The mechanic explains he can put Cherry’s personality chip into a new chassis, but there’s one catch — no one knows how to make the Cherry 2000 model anymore, and the only remaining stock is in a warehouse in the desert far outside of the sphere of government control. His buddies try to convince him to give up the robot life and give the real thing a try, but no dice. Organic women are rude to him. Anyway, there’s too much red tape in the sexual contract negotiations. Sam heads out to the wasteland in search of “E,” the best tracker in the business.
“E” turns out to be Edith (Melanie Griffith). He’s confused by her gender and likes neither her tone nor her terms, but agrees to both. Off into the wasteland they go, in search of a new gynoid sex robot for Sam. Along the way they have a few adventures, close shaves, and a run-in with Lester, a New Age warlord whose disciples all wear Hawaiian shirts. Sam also feels himself drawn to Edith, even though she’s infuriating, confusing, and a pain in the ass.
The most entertaining and effective act of the movie is at the end. Sam and Edith locate the warehouse and boot up a new Cherry 2000 chassis, but then they have to get it out under fire from Lester’s gang. Sam and Edith, who have been through a lot, have a rapport and can work together. The manufacturer programmed Cherry for domestic simulation and erotic performance only. She is not just useless in a firefight, she is incapable of realizing that there’s one going on.

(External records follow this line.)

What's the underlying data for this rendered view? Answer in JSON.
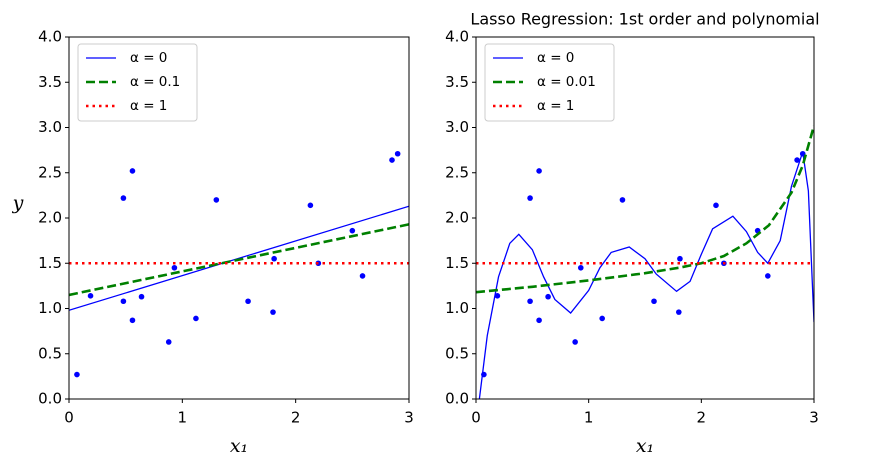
{
  "chart_data": [
    {
      "type": "line",
      "xlabel": "x₁",
      "ylabel": "y",
      "xlim": [
        0,
        3
      ],
      "xticks": [
        0,
        1,
        2,
        3
      ],
      "ylim": [
        0,
        4
      ],
      "yticks": [
        {
          "value": 0,
          "label": "0.0"
        },
        {
          "value": 0.5,
          "label": "0.5"
        },
        {
          "value": 1,
          "label": "1.0"
        },
        {
          "value": 1.5,
          "label": "1.5"
        },
        {
          "value": 2,
          "label": "2.0"
        },
        {
          "value": 2.5,
          "label": "2.5"
        },
        {
          "value": 3,
          "label": "3.0"
        },
        {
          "value": 3.5,
          "label": "3.5"
        },
        {
          "value": 4,
          "label": "4.0"
        }
      ],
      "legend": "upper left",
      "points": {
        "color": "#0000ff",
        "x": [
          0.07,
          0.19,
          0.48,
          0.48,
          0.56,
          0.56,
          0.64,
          0.88,
          0.93,
          1.12,
          1.3,
          1.58,
          1.8,
          1.81,
          2.13,
          2.2,
          2.5,
          2.59,
          2.85,
          2.9
        ],
        "y": [
          0.27,
          1.14,
          2.22,
          1.08,
          2.52,
          0.87,
          1.13,
          0.63,
          1.45,
          0.89,
          2.2,
          1.08,
          0.96,
          1.55,
          2.14,
          1.5,
          1.86,
          1.36,
          2.64,
          2.71
        ]
      },
      "series": [
        {
          "name": "α = 0",
          "color": "#0000ff",
          "dash": "solid",
          "x": [
            0,
            3
          ],
          "values": [
            0.98,
            2.13
          ]
        },
        {
          "name": "α = 0.1",
          "color": "#008000",
          "dash": "dashed",
          "x": [
            0,
            3
          ],
          "values": [
            1.15,
            1.93
          ]
        },
        {
          "name": "α = 1",
          "color": "#ff0000",
          "dash": "dotted",
          "x": [
            0,
            3
          ],
          "values": [
            1.5,
            1.5
          ]
        }
      ]
    },
    {
      "type": "line",
      "title": "Lasso Regression: 1st order and polynomial",
      "xlabel": "x₁",
      "xlim": [
        0,
        3
      ],
      "xticks": [
        0,
        1,
        2,
        3
      ],
      "ylim": [
        0,
        4
      ],
      "yticks": [
        {
          "value": 0,
          "label": "0.0"
        },
        {
          "value": 0.5,
          "label": "0.5"
        },
        {
          "value": 1,
          "label": "1.0"
        },
        {
          "value": 1.5,
          "label": "1.5"
        },
        {
          "value": 2,
          "label": "2.0"
        },
        {
          "value": 2.5,
          "label": "2.5"
        },
        {
          "value": 3,
          "label": "3.0"
        },
        {
          "value": 3.5,
          "label": "3.5"
        },
        {
          "value": 4,
          "label": "4.0"
        }
      ],
      "legend": "upper left",
      "points": {
        "color": "#0000ff",
        "x": [
          0.07,
          0.19,
          0.48,
          0.48,
          0.56,
          0.56,
          0.64,
          0.88,
          0.93,
          1.12,
          1.3,
          1.58,
          1.8,
          1.81,
          2.13,
          2.2,
          2.5,
          2.59,
          2.85,
          2.9
        ],
        "y": [
          0.27,
          1.14,
          2.22,
          1.08,
          2.52,
          0.87,
          1.13,
          0.63,
          1.45,
          0.89,
          2.2,
          1.08,
          0.96,
          1.55,
          2.14,
          1.5,
          1.86,
          1.36,
          2.64,
          2.71
        ]
      },
      "series": [
        {
          "name": "α = 0",
          "color": "#0000ff",
          "dash": "solid",
          "x": [
            0.03,
            0.1,
            0.2,
            0.3,
            0.38,
            0.5,
            0.6,
            0.7,
            0.84,
            1.0,
            1.1,
            1.2,
            1.36,
            1.5,
            1.6,
            1.78,
            1.9,
            2.0,
            2.1,
            2.28,
            2.4,
            2.5,
            2.59,
            2.7,
            2.8,
            2.9,
            2.95,
            3.0
          ],
          "values": [
            0.0,
            0.7,
            1.35,
            1.72,
            1.82,
            1.65,
            1.35,
            1.1,
            0.95,
            1.2,
            1.45,
            1.62,
            1.68,
            1.55,
            1.38,
            1.19,
            1.3,
            1.6,
            1.88,
            2.02,
            1.85,
            1.62,
            1.5,
            1.75,
            2.35,
            2.73,
            2.3,
            0.85
          ]
        },
        {
          "name": "α = 0.01",
          "color": "#008000",
          "dash": "dashed",
          "x": [
            0,
            0.5,
            1.0,
            1.5,
            1.8,
            2.0,
            2.2,
            2.4,
            2.6,
            2.8,
            2.9,
            3.0
          ],
          "values": [
            1.18,
            1.24,
            1.31,
            1.39,
            1.45,
            1.5,
            1.58,
            1.72,
            1.92,
            2.28,
            2.58,
            3.02
          ]
        },
        {
          "name": "α = 1",
          "color": "#ff0000",
          "dash": "dotted",
          "x": [
            0,
            3
          ],
          "values": [
            1.5,
            1.5
          ]
        }
      ]
    }
  ]
}
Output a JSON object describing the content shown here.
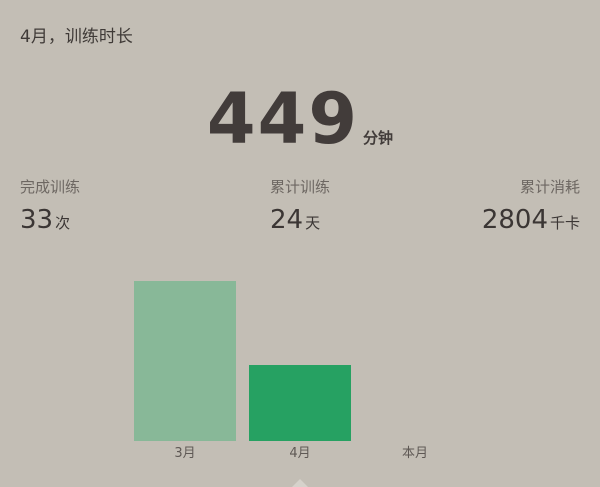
{
  "title": "4月，训练时长",
  "total": {
    "value": "449",
    "unit": "分钟"
  },
  "stats": [
    {
      "label": "完成训练",
      "value": "33",
      "unit": "次"
    },
    {
      "label": "累计训练",
      "value": "24",
      "unit": "天"
    },
    {
      "label": "累计消耗",
      "value": "2804",
      "unit": "千卡"
    }
  ],
  "chart_data": {
    "type": "bar",
    "categories": [
      "3月",
      "4月",
      "本月"
    ],
    "values": [
      160,
      76,
      0
    ],
    "colors": [
      "#88b898",
      "#26a162",
      "#26a162"
    ],
    "title": "",
    "xlabel": "",
    "ylabel": "",
    "ylim": [
      0,
      160
    ],
    "grid": false
  }
}
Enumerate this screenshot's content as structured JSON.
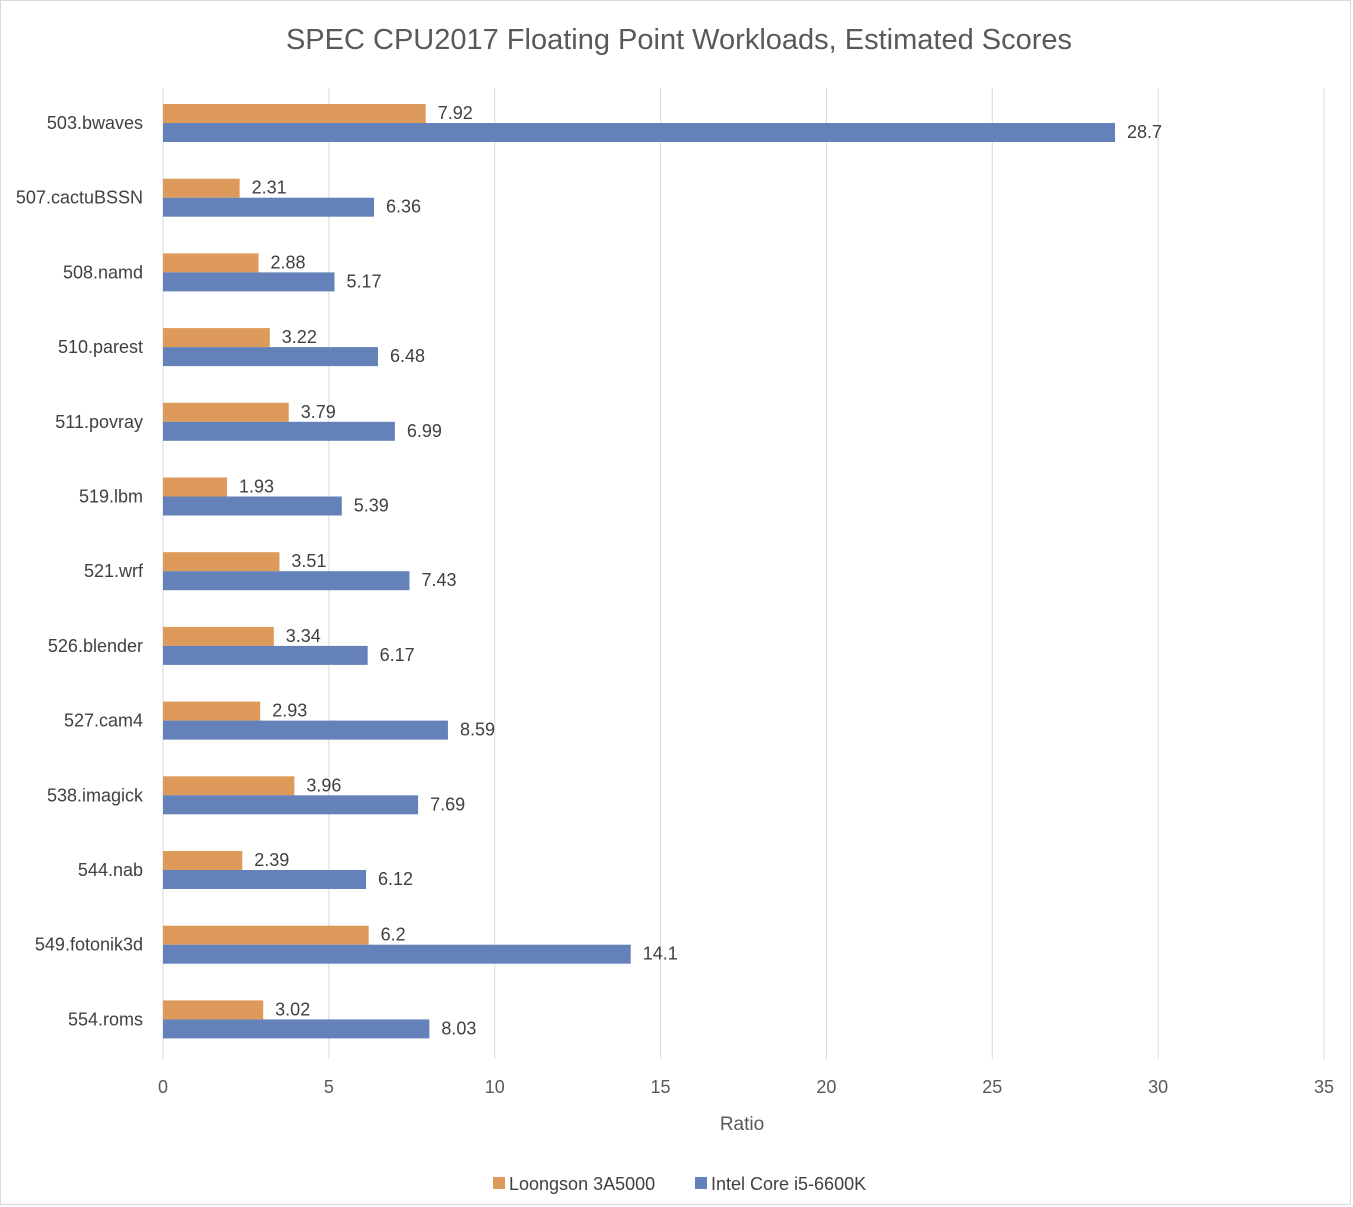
{
  "chart_data": {
    "type": "bar",
    "orientation": "horizontal",
    "title": "SPEC CPU2017 Floating Point Workloads, Estimated Scores",
    "xlabel": "Ratio",
    "ylabel": "",
    "xlim": [
      0,
      35
    ],
    "x_ticks": [
      "0",
      "5",
      "10",
      "15",
      "20",
      "25",
      "30",
      "35"
    ],
    "grid": true,
    "legend_position": "bottom",
    "categories": [
      "503.bwaves",
      "507.cactuBSSN",
      "508.namd",
      "510.parest",
      "511.povray",
      "519.lbm",
      "521.wrf",
      "526.blender",
      "527.cam4",
      "538.imagick",
      "544.nab",
      "549.fotonik3d",
      "554.roms"
    ],
    "series": [
      {
        "name": "Loongson 3A5000",
        "color": "#dd9a5b",
        "values": [
          7.92,
          2.31,
          2.88,
          3.22,
          3.79,
          1.93,
          3.51,
          3.34,
          2.93,
          3.96,
          2.39,
          6.2,
          3.02
        ],
        "labels": [
          "7.92",
          "2.31",
          "2.88",
          "3.22",
          "3.79",
          "1.93",
          "3.51",
          "3.34",
          "2.93",
          "3.96",
          "2.39",
          "6.2",
          "3.02"
        ]
      },
      {
        "name": "Intel Core i5-6600K",
        "color": "#6581b9",
        "values": [
          28.7,
          6.36,
          5.17,
          6.48,
          6.99,
          5.39,
          7.43,
          6.17,
          8.59,
          7.69,
          6.12,
          14.1,
          8.03
        ],
        "labels": [
          "28.7",
          "6.36",
          "5.17",
          "6.48",
          "6.99",
          "5.39",
          "7.43",
          "6.17",
          "8.59",
          "7.69",
          "6.12",
          "14.1",
          "8.03"
        ]
      }
    ]
  }
}
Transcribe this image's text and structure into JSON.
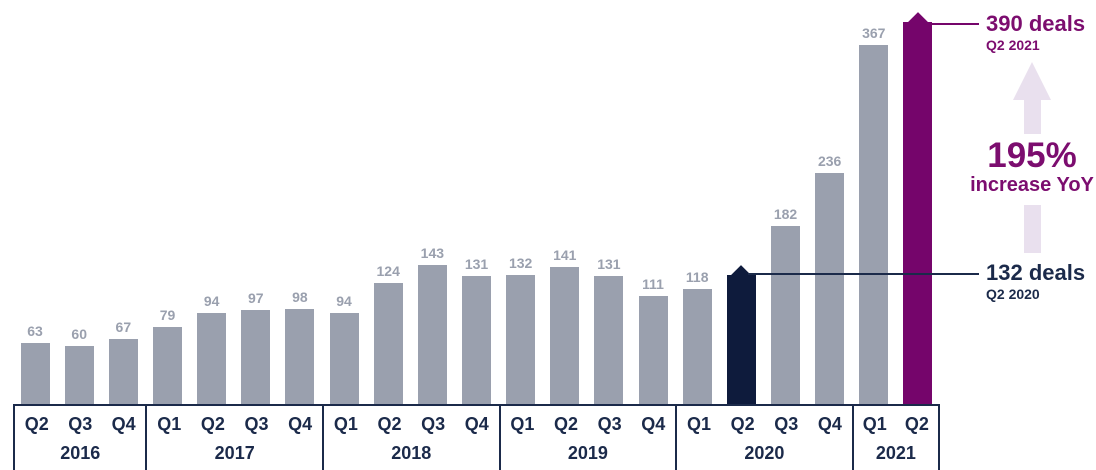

In a movie that tries to be tongue-in-cheek, this is the only part that’s laugh-out-loud funny. It’s also very effective at underscoring the theme: real partnerships can frustrate, but they are more gratifying than mere sex objects.
Undercutting that everywhere else is the fact that Pamela Gidley plays a robot simulating humanity a lot more effectively than Melanie Griffith does being human. Griffith’s delivery is affectless, and she cannot scrape up any emotional responses beyond mild irritation or passing infatuation. The script calls for her to get angry, which she does by shouting louder. It also calls for her to be pensive, which she does by acting sleepy.
Some of this is on Griffith, but a fair amount of it has to be on the screenwriter who makes her out to be a Mad Max hardass survivalist in one scene and a childlike, romantic naif in the next. There is no reason for E to be attracted to Sam. He is self-absorbed, peevish, and entitled. But she is anyway. If the director and the screenwriter don’t know where Griffith is going with the character, it’s hard to blame her.
There are some talented character actors, though. Tim Thomerson, known for playing Jack Deth in the Trancers series, chews enough scenery to be diverting. Western actor Harry Carey, Jr. has a good bit. Laurence Fishburne has a cameo as a facilitator for sexual encounter negotiations, as does the Maniac Cop Robert Zdar. There’s a bizarre river-crossing scene with an electromagnetic crane, rocket launchers, and physical stunts that bear no critical thinking. As Mad Max ripoffs go, this one is light as a feather, but could stand to have taken itself more seriously. If anyone wants to remake it with Charlize Theron, Tatiana Maslany, and Matt Smith, I’d be up for a rental.